A few observations after the first weekend at home for this year's Memphis Redbirds:
The most talked-about player in the St. Louis Cardinals' system is Redbird centerfielder Colby Rasmus. After hitting .275 with 29 homers last season at Double-A Springfield, the 21-year-old Rasmus is targeted for the top of the Cardinals' batting order, possibly sometime in 2008. As far as his comportment and swing are concerned, Rasmus appears to be legit. Batting from the left side, he's similar to the Phillies' Chase Utley, in that there's no wasted motion, with a smooth cut that will gain power as Rasmus gains strength and experience. No position in recent Cardinal history has been as rich as centerfield, with three All-Stars -- Willie McGee, Ray Lankford, and Jim Edmonds -- manning the spot for most of the last quarter-century. The next decade appears to be in decent hands with Colby Rasmus.

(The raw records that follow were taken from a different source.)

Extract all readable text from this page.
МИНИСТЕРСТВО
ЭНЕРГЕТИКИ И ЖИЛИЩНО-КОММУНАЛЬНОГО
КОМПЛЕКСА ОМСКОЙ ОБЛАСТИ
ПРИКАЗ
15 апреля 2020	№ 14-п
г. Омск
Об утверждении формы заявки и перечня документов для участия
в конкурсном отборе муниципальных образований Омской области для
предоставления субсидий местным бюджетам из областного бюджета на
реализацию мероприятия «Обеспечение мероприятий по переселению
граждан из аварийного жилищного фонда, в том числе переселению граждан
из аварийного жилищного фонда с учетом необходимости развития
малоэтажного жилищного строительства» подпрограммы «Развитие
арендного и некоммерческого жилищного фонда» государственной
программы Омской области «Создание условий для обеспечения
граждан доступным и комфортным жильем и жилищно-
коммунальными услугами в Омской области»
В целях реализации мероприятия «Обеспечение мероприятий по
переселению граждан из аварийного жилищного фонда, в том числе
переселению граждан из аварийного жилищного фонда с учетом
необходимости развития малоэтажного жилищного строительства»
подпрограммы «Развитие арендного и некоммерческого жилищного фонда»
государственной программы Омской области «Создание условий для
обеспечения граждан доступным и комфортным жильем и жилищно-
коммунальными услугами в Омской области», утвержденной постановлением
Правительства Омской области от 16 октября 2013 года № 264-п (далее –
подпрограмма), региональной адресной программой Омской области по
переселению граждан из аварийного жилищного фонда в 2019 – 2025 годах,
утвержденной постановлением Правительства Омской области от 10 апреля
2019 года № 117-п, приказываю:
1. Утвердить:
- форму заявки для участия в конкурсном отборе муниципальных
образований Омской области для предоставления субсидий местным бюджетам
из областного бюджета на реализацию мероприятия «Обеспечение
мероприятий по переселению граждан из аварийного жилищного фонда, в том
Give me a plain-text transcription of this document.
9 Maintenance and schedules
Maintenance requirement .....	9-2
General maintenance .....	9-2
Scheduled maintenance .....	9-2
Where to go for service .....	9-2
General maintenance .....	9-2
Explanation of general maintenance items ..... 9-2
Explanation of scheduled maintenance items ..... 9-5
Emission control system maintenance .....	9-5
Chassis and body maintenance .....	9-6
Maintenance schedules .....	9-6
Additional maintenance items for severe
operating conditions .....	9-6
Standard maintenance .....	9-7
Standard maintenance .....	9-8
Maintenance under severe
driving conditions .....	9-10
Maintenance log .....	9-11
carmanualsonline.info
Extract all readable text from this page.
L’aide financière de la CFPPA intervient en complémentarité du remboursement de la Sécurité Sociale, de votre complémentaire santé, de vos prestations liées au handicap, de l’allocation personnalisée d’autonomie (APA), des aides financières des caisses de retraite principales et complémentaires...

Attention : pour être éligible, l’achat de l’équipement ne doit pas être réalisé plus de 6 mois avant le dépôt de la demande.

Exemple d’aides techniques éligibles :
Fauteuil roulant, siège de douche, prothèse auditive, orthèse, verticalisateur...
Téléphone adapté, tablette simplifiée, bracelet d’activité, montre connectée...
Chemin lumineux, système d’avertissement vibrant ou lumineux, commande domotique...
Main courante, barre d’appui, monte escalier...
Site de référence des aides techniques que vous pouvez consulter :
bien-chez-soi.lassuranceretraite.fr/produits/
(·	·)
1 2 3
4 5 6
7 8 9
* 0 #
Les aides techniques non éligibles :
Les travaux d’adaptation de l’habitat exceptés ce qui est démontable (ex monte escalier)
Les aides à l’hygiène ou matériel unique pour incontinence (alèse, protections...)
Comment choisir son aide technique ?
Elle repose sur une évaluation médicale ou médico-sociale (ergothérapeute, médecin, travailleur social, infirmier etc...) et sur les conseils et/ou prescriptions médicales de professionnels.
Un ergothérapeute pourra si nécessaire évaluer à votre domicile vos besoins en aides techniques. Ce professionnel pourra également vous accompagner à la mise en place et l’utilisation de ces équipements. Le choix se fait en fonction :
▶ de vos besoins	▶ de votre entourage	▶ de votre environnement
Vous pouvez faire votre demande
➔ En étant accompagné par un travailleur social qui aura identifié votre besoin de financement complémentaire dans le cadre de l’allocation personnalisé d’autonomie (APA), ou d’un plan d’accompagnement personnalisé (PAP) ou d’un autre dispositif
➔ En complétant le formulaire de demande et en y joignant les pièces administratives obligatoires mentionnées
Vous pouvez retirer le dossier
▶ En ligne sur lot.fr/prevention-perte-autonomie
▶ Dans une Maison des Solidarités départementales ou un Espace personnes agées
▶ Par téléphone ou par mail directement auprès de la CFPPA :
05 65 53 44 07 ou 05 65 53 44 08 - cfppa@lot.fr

The Redbirds will almost certainly score more runs than they did a year ago, when they were near the bottom of the Pacific Coast League in hitting. In addition to Rasmus, a full year from second-baseman Jarrett Hoffpauir, outfielder Joe Mather (currently injured), and big Josh Phelps at first base should produce more crooked numbers on the scoreboard. But the added offense may come at the expense of the club's defense. I counted at least three players on Opening Night -- Phelps, shortstop Brian Barden, and rightfielder Nick Stavinoha -- who are in the lineup with little consideration for their glove work.

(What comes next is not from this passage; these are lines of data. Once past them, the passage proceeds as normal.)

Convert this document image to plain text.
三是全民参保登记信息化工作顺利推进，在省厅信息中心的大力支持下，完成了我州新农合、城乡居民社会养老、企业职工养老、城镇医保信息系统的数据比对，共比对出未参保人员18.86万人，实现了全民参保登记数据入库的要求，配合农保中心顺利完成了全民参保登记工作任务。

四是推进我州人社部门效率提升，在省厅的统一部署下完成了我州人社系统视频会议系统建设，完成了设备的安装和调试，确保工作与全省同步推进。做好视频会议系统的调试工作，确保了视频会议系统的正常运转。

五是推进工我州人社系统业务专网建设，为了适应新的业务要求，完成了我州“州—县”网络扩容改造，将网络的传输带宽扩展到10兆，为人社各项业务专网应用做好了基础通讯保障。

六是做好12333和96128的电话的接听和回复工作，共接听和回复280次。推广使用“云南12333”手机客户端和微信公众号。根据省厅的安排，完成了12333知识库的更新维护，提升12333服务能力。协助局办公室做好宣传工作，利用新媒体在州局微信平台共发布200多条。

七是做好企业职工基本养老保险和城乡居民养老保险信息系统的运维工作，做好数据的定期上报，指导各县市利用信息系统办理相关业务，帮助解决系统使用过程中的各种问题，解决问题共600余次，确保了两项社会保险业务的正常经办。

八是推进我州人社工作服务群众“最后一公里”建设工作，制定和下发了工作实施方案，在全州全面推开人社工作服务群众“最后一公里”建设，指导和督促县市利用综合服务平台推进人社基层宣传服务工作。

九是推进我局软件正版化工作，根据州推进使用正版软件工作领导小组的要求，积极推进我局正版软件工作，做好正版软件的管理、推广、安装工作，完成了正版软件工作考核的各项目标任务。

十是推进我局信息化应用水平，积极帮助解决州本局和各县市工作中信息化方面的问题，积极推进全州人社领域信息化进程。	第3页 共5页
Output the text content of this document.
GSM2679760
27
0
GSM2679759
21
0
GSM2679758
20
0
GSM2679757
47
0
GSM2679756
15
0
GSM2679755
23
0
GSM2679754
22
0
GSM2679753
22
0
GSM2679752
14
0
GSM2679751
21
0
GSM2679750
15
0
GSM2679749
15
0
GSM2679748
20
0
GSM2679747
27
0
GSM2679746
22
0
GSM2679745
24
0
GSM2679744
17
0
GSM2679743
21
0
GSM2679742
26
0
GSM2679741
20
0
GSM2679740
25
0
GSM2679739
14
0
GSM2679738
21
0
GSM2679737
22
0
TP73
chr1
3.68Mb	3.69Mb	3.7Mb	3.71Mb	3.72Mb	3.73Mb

If the rehabbing duo of Mark Mulder and Chris Carpenter are able to return to the St. Louis starting rotation this season, the Cardinals will find themselves with that rarest of commodities: a surplus of pitching. And with the need for another bat in the Cardinal lineup -- a corner outfielder would be nice -- that pitching may become the franchise's chief trade bait. All of which will make the Memphis starting rotation a compelling story, as young arms like Mike Parisi (24), Mitchell Boggs (24), and Blake Hawksworth (25) could find themselves either part of a big trade package, or promoted to St. Louis to fill the void from a current starter moved for a big hitter.
It's hard to understand the Cardinals' philosophy in having catcher Bryan Anderson -- the third-ranked prospect in their system, according to Baseball America -- start the season at Double-A Springfield. Anderson finished fourth in the Texas League a year ago with a .298 batting average and, despite some defensive shortcomings, has a big-league future. That can't be said for the trio of backstops on the Memphis roster: Mark Johnson, Gabe Johnson, and Matt Pagnozzi. With Yadier Molina entrenched behind the plate in St. Louis, Anderson's development is another trade chip the Cardinals can use to their benefit. But less so, the more he's hitting Double-A pitching.
The Redbirds' record for saves in a single season is 26, by Gene Stechschulte in the 2000 championship season. Look for big Chris Perez to shatter that figure this year. The 23-year-old righty saved 27 games at Double-A Springfield last season (then another eight after a promotion to Memphis). Perez picked up three saves in the Redbirds' first 11 games.
When I walked into AutoZone Park last Friday night, the red carpet treatment -- literally, from the front gate to the concourse -- was less impressive than the aroma of the stadium's newest concession: German roasted nuts. With your choice of pecans, almonds, or cashews, these are the sweetest ballpark treats since Cracker first met Jack. I overheard fans in the second deck wondering, "Where are the cinnamon buns?" Don't take your seat until you have a warm bag of this nutty goodness in your hands. And yes, they're worth the steep price ($7).